Dalam pandangan Epikuros, jiwa merupakan atom yang bulat dan licin. Pada hakekatnya jiwa adalah tubuh halus yang berada di dalam tubuh kasar. Tanpa tubuh kasar, jiwa tidak dapat ada. Oleh karena itu, setelah orang meninggal, jiwanya dilarutkan kedalam atom-atom.

Di dalam etikanya Epikuros bermaksud memberikan ketenangan batin (ataraxia) kepada manusia. Menurutnya, ketenangan batin manusia berada dalam ancaman besar yang dihasilkan dari ketakutan terhadap murkanya dewa-dewa, maut, dan nasib manusia iitu sendiri. Padahal ketakutan-ketakutan tersebut tidak ada dasarnya dan tidak masuk akal. Bukankah para dewa tidak ikut campur dalam urusan dunia ini? Di dalam jagat raya segala sesuatu terjadi karena gerak atom-atom.

Epikuros memberikan argumen kenapa manusia harus melawan ketakutan yang membelenggu ketenangan batinnya itu. Menurutnya, dewa-dewa tidak membuat alam raya dan tidak mengurusnya. Mereka menikmati kebahagiaan yang kekal, yang tidak dapat diganggu oleh siapa pun. Manusia tidak mungkin mengganggu mereka. Oleh karena itu mereka tidak akan mengganggu manusia. Itulah sebabnya orang tidak perlu takut terhadap dewa. 

Manusia juga tidak perlu takut terhadap maut. Ketika seseorang meninggal, jiwanya berubah kembali menjadi atom, oleh karena itu tidak ada hukuman di akhirat. Orang mati tidak akan menikmati apa-apa dan tidak akan menderita apa-apa. Maut bukanlah hal yang jahat dan bukanlah hal yang baik. Selama kita masih hidup kita tidak akan mati, dan jika kita mati, kita tidak ada lagi. 
Epikuros juga tidak percaya adanya nasib. Menurutnya, manusia sendirilah yang menguasai hidup dan segala perbuatannya. 

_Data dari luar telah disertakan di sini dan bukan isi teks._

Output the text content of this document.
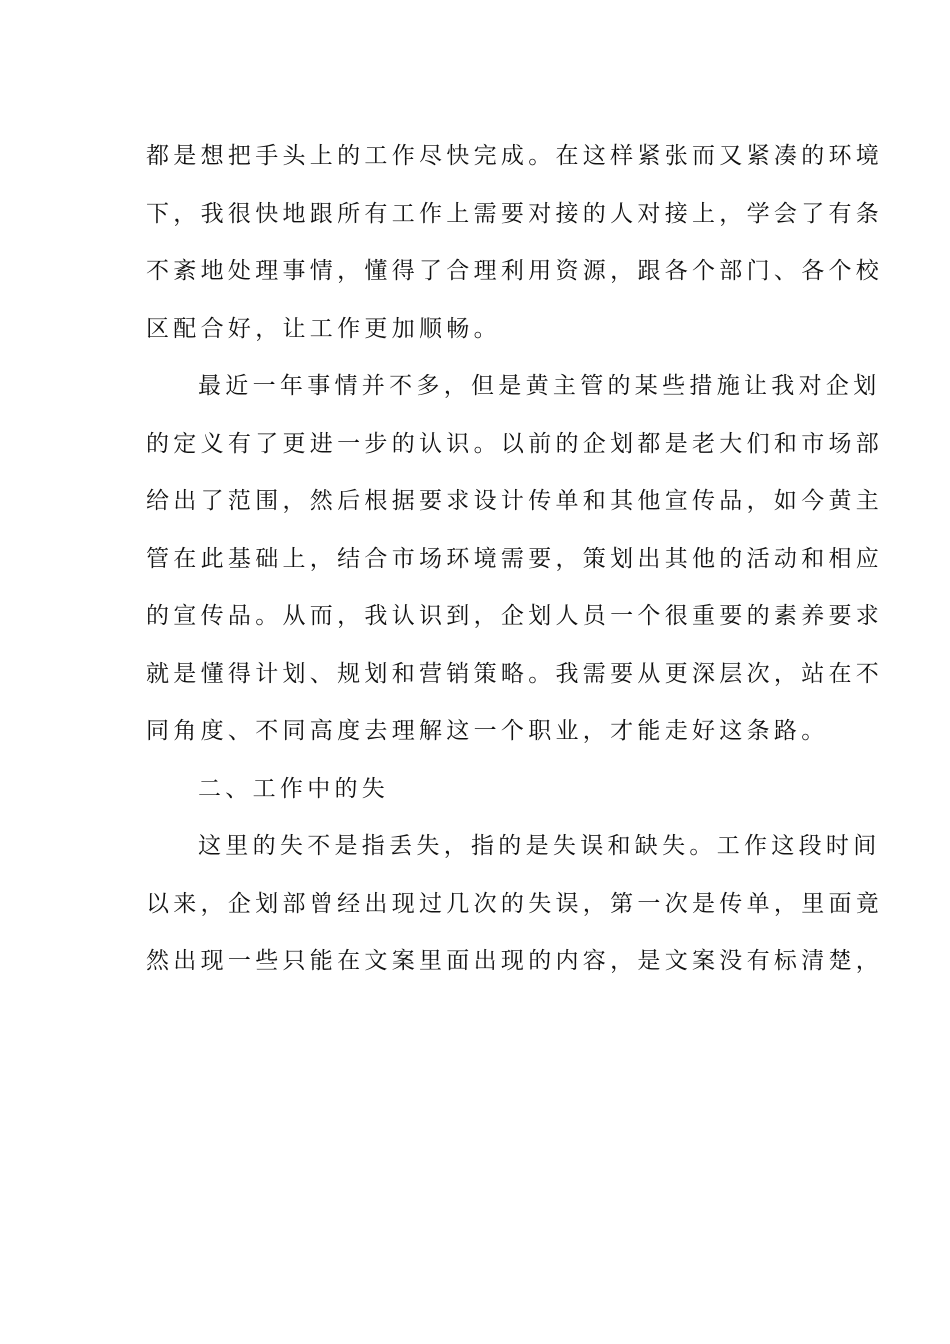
都是想把手头上的工作尽快完成。在这样紧张而又紧凑的环境
下，我很快地跟所有工作上需要对接的人对接上，学会了有条
不紊地处理事情，懂得了合理利用资源，跟各个部门、各个校
区配合好，让工作更加顺畅。
最近一年事情并不多，但是黄主管的某些措施让我对企划
的定义有了更进一步的认识。以前的企划都是老大们和市场部
给出了范围，然后根据要求设计传单和其他宣传品，如今黄主
管在此基础上，结合市场环境需要，策划出其他的活动和相应
的宣传品。从而，我认识到，企划人员一个很重要的素养要求
就是懂得计划、规划和营销策略。我需要从更深层次，站在不
同角度、不同高度去理解这一个职业，才能走好这条路。
二、工作中的失
这里的失不是指丢失，指的是失误和缺失。工作这段时间
以来，企划部曾经出现过几次的失误，第一次是传单，里面竟
然出现一些只能在文案里面出现的内容，是文案没有标清楚，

Tujuan hidup, menurut epikuros, adalah kenikmatan dan kepuasan (hedone), yang tercapai apabila batin orang tenang dan tubuhnya sehat. Ketenangan batin muncul apabila  segala kainginan dipuaskan, sehingga tiada sesuatu pun yang diinginkan lagi. Jadi semakin sedikit keinginan, makin semakin besar kebahagiaan. Oleh karena itu, orang wajib membatasi apa yang diinginkan. Walaupun dibatasi, bukan berarti manusia harus jatuh kedaam kemiskinan, karena kebahagiaan merupakan kemampuan untuk menikmati hal-hal yang sederhana. Dan dalam pandangannya, epikuros menyatakan bahwa kebahagiaan rohani lebih berharga daripada kebahagiaan jasmani.


*Disarikan dari buku Arus Filsafat karya Soegiri DS, terbitan Ultimus Bandung, tahun 2008

Posting Komentar untuk "Filsafat Epikuros (341 – 271 SM)"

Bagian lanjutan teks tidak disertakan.